The Old Car Worth Keeping

My car recently completed an indulgent year for itself: a new headlight ($26), new brakes ($200), an overhaul of the air conditioning ($450), and a new set of all-weather radial tires ($600).

But as these were the first major repairs since I bought the car in March 1986, I'm hardly complaining.

A vanilla-white Mazda four-door sedan nearing a decade of service is not what I expected to be driving in my mid-40s. If, 20 years ago, I had set an automotive goal for this stage in my life, it would have been a powerful big BMW, at the least. Red, black, or silver.

And now? If I bought a car tomorrow, it might be a Volvo. Safe, strong, sturdy, durable. In gray or blue.

Coming late to marriage (my late 30s) and late to parenthood (nearly 40), I've altered my vehicular overview. My standards are set by the occupant strapped into the booster in the middle of the rear seat: my five-year-old daughter. She tells me what's important.

``Daddy,'' she says, ``are we going really fast?''

Not when Daddy is driving, which can be irksome to Mommy. Mommy's car, newer, faster, with more safety features than Daddy's jalopy, is our family car.

Yet Daddy's car is the one that has taken Jenny to her playgroups and story times, ceramics and gymnastics, playgrounds and friends' homes, and back and forth to preschool. My dependable old car was a remarkably prescient purchase, particularly since it was made before I had met my wife and before I had ever considered having a family.

I had been driving sleek, red, European coupes for several years. About half those years, they were recumbent in repair shops. It took one last major leak to get me researching the frequency-of-repair records for other manufacturers and to come home with a dependable four-door sedan.
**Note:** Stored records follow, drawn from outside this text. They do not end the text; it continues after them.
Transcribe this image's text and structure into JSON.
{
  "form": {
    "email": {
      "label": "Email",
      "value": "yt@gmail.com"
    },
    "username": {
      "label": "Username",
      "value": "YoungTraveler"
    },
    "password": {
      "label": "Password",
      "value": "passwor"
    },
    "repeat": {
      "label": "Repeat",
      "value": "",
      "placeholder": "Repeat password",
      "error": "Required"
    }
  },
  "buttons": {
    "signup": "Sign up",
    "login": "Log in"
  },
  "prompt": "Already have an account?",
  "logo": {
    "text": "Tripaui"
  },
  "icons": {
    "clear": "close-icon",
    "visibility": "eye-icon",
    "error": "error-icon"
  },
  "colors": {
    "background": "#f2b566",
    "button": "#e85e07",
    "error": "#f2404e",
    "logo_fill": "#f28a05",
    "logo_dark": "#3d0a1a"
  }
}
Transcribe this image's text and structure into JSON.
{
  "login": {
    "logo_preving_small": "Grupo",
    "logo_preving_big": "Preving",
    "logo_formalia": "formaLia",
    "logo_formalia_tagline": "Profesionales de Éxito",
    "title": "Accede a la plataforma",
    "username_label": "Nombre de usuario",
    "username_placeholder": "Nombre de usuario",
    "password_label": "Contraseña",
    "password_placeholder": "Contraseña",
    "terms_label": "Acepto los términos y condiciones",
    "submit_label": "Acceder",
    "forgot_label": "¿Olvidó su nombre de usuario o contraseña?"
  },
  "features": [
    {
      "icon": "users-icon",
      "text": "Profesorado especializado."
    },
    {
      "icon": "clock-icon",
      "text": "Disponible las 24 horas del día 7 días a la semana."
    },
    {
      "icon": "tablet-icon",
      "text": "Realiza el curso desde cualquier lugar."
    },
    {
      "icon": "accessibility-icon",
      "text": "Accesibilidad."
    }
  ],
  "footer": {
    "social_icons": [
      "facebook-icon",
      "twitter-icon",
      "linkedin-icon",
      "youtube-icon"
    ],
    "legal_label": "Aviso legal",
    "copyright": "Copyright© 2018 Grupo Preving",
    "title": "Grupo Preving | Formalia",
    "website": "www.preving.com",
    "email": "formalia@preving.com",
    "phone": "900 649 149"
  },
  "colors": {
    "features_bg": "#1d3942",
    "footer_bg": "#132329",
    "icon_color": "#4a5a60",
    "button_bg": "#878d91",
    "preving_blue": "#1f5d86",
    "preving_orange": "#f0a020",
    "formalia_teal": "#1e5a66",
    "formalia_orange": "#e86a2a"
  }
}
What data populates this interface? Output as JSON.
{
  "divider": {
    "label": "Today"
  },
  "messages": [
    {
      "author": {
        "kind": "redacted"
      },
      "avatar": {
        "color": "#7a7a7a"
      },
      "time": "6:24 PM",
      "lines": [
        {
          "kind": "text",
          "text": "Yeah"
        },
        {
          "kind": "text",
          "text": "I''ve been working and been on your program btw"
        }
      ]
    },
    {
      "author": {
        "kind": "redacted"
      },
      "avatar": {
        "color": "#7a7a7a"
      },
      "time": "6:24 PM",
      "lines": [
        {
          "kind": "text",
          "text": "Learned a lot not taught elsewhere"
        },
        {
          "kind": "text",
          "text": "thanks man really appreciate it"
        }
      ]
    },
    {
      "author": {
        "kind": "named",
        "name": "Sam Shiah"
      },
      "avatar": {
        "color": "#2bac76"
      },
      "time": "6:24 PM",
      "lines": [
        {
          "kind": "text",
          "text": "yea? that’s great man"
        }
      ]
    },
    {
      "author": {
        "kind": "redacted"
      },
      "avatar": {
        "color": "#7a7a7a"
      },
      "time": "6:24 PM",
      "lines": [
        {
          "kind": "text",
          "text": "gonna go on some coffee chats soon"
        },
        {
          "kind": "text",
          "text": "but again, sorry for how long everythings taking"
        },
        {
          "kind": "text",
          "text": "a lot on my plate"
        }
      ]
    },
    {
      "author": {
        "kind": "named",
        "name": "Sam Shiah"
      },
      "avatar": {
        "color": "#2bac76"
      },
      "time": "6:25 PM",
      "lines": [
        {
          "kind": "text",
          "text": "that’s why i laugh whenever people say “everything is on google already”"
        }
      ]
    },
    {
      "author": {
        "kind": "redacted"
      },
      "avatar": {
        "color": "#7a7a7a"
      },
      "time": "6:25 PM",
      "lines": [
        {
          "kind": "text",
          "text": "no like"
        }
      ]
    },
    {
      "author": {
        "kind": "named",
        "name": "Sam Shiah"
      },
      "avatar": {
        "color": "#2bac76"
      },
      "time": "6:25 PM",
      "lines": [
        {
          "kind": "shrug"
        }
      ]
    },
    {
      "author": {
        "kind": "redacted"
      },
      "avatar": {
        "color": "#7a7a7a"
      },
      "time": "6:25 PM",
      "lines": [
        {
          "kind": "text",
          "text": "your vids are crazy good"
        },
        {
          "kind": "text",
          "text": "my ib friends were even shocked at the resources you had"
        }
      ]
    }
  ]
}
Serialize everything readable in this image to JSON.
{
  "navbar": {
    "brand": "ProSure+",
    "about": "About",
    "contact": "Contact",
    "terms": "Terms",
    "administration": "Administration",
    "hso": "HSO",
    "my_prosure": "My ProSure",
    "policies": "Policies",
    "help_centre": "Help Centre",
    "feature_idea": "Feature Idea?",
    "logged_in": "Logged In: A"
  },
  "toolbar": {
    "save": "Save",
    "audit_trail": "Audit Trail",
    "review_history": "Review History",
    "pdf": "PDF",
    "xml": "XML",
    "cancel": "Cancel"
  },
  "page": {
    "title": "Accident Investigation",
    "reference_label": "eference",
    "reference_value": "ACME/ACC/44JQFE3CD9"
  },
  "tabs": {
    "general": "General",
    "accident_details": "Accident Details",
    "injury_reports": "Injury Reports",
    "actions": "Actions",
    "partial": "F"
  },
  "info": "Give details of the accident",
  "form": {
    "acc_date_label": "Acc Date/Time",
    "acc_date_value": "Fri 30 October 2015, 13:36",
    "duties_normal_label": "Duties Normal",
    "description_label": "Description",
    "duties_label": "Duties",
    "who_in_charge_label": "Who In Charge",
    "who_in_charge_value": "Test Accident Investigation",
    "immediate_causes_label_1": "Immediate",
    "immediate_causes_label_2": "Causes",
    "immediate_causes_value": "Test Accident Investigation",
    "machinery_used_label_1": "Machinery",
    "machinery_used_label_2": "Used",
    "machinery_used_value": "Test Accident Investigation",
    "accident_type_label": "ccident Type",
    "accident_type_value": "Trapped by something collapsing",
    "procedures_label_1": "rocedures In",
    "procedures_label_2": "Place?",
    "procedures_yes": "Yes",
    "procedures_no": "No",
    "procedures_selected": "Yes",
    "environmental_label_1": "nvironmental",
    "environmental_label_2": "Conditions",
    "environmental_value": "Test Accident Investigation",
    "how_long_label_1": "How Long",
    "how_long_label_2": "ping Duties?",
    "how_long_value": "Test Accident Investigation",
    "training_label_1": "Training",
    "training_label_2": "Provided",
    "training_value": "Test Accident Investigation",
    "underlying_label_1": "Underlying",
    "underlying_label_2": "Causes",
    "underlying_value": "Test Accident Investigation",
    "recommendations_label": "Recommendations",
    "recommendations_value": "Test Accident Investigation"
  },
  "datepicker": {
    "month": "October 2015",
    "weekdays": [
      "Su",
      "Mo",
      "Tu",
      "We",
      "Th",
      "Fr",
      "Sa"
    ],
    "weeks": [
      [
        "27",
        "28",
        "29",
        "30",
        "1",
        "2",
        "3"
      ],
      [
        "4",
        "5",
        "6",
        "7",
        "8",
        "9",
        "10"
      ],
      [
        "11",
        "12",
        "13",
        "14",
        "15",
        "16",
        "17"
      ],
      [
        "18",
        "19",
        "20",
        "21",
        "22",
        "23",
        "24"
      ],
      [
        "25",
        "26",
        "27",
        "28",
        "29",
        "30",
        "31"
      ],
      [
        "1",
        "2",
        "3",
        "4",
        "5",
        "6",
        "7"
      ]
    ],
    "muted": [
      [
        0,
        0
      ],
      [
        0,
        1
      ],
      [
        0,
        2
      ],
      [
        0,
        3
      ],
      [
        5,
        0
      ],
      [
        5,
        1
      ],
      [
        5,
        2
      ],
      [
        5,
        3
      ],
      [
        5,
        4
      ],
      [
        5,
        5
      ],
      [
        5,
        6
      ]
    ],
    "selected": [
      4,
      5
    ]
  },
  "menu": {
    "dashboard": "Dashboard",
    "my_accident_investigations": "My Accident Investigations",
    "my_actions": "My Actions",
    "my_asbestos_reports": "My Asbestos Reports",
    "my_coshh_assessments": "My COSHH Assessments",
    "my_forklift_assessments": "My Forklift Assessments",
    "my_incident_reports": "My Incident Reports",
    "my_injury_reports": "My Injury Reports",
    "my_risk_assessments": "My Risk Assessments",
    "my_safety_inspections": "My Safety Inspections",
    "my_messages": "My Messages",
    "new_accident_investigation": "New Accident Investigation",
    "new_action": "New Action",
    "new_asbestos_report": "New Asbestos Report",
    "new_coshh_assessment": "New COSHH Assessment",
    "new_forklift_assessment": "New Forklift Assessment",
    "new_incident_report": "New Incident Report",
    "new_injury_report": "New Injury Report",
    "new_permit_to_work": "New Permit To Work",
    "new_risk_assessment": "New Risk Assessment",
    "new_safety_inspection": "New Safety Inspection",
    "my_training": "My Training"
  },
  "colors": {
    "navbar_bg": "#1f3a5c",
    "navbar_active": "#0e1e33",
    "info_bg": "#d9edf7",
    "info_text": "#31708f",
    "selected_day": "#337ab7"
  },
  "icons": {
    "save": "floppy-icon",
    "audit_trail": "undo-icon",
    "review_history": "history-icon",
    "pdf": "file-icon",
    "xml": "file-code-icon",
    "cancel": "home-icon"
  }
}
Not that my Mazda completely lacked pizzazz. The first time my wife-to-be sat in the passenger seat, her eyes widened as the multi-dialed dashboard lit up. ``It looks like an airplane!'' she said, another small sign we were meant for each other.

Long since paid up, my old car seems oddly orthogonal alongside today's inverted-bathtub designs. It's often carpeted with crumbs from after-school snacks. But it handles well, stops well, gives 30 highway miles to a gallon of gas, and makes few demands beyond oil changes.

Looming somewhere in the future is a new car, with air bags, antilock brakes, and even an automatic transmission so my wife can drive it. But not too soon. My old car and I are bound by history.